24.05.2024 08:00:03 - dpa-AFX: HINTERGRUND: Letzte Abstimmung: Was das EU-Lieferkettengesetz bedeutet

BRÜSSEL (dpa-AFX) - Lange wurde gerungen - nun steht die wohl letzte
Abstimmung zum EU-Lieferkettengesetz bevor. Bei einem Ministerrat in Brüssel an
diesem Freitag soll es final angenommen werden. Das Vorhaben und dessen
Auswirkungen im Überblick:

Was ist das Ziel des EU-Lieferkettengesetzes?

Ziel des EU-Lieferkettengesetzes ist es, Menschenrechte weltweit zu stärken. Große Unternehmen sollen zur Rechenschaft gezogen werden können, wenn sie von
Menschenrechtsverletzungen wie Kinder- oder Zwangsarbeit profitieren. Sie sollen
zudem einen Plan erstellen, der darauf abzielt, sicherzustellen, dass ihr
Geschäftsmodell mit dem Ziel vereinbar ist, die Erderwärmung auf 1,5 Grad im
Vergleich zur vorindustriellen Zeit zu begrenzen.

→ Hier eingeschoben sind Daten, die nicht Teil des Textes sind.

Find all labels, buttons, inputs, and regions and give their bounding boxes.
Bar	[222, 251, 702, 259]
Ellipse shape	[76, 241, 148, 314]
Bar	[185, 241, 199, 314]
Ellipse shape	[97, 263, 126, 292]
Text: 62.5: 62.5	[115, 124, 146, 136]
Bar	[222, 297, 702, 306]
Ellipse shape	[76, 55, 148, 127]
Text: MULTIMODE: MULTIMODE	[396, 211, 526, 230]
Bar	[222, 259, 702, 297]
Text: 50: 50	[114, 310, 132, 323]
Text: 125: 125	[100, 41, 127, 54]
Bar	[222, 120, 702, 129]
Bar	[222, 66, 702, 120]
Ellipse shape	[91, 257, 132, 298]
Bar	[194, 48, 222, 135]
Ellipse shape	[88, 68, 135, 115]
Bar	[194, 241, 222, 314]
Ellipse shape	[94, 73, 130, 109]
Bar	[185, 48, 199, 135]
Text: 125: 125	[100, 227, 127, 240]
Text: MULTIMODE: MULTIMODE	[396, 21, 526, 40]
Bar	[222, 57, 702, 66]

Betroffene Unternehmen müssen nach Angaben des EU-Parlaments etwa
vertragliche Zusicherungen ihrer Zulieferer einholen. Falls nötig, müssten sie
außerdem kleine und mittlere Unternehmen, mit denen sie Geschäfte machen,
unterstützen, damit diese den neuen Verpflichtungen nachkommen könnten.

Was bedeutet das Gesetz für Verbraucherinnen und Verbraucher?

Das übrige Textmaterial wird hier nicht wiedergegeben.